Art. 7º É dever do médico na modalidade de Teleconsulta, ao final do atendimento emitir os documentos que forem necessários para conclusão do mesmo;

Art. 8º O Conselho Federal de Medicina (CFM), o Instituto Nacional de Tecnologia da Informação (ITI) e o Conselho Federal de Farmácia (CFF) lançaram uma ferramenta importante para que os médicos brasileiros possam, com segurança, no âmbito do atendimento por Telemedicina, emitir atestados ou receitas médicas em meio eletrônico;

§ 1º A emissão de receitas e atestados médicos a distância será válida em meio eletrônico mediante assinatura eletrônica, o médico deverá entrar na plataforma https://prescricaoeletronica.cfm.org.br/, "baixar" modelos de prescrições e atestados, preencher e assinar digitalmente - com o seu certificado ICP-Brasil, atendendo às exigências legais - a prescrição com a indicação de tratamento ao paciente. Para o farmacêutico, há um espaço de verificação da assinatura e dados de registro do médico, garantindo a segurança na dispensação do medicamento;

Art. 9º A entrega de receitas comuns, atestados e solicitações de exames poderão ser realizadas por serviço de entrega devendo o envio ser feito em envelope lacrado;

§ 1º A entrega somente da impressão física não substitui o envio do arquivo, pois a autenticidade da prescrição original deverá ser conferida;

Art. 10º A Telemedicina é um atendimento médico como outro qualquer, portanto segue os princípios do Código de Ética Médica: "Para exercer a medicina com honra e dignidade o medico necessita ter boas condições de trabalho e ser remunerado de forma justa". O Código também afirma que "É direito do médico estabelecer seus honorários de forma justa e digna".
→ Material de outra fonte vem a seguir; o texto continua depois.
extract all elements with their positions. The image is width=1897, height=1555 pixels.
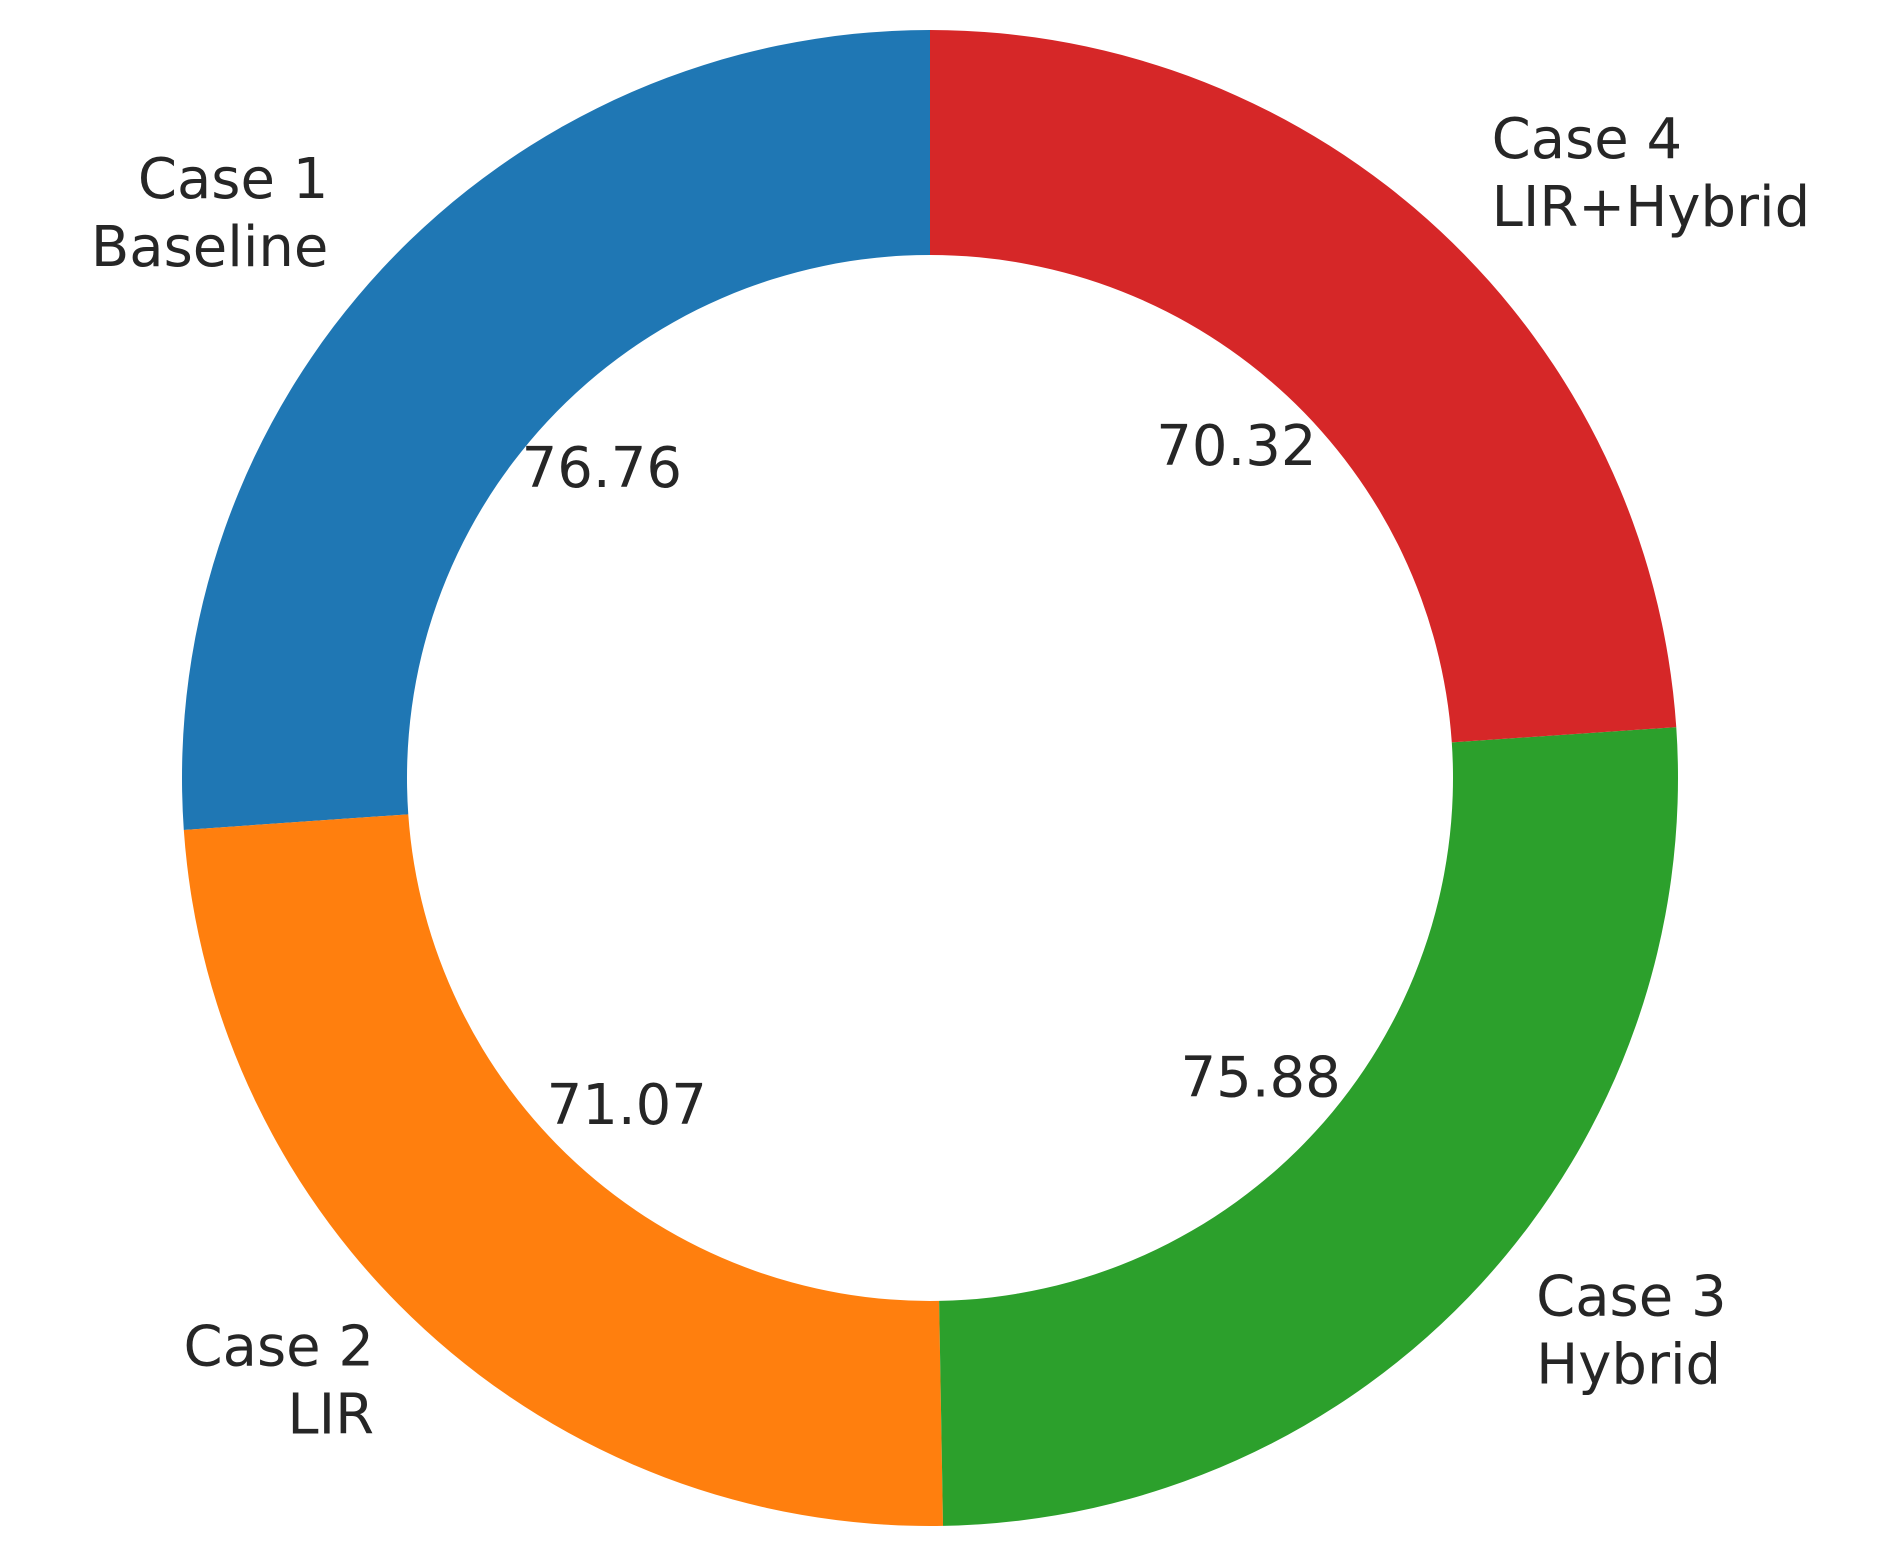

§ 1º Antes de iniciar o atendimento por meio da Telemedicina o profissional deve deixar claro ao paciente e/ou seu representante legal o valor de seus honorários e as peculiaridades desse tipo de atendimento.

Art. 11º Esta Resolução entrará em vigor na data de sua publicação e vigorará enquanto perdurar a situação de calamidade e emergência da saúde pública, descritas nos decretos supramencionados.

Rosa de Fátima Leal de Souza

Presidente do Conselho

Anete Maria Barroso de Vasconcelos

2ª Secretária

Este conteúdo não substitui o publicado na versão certificada.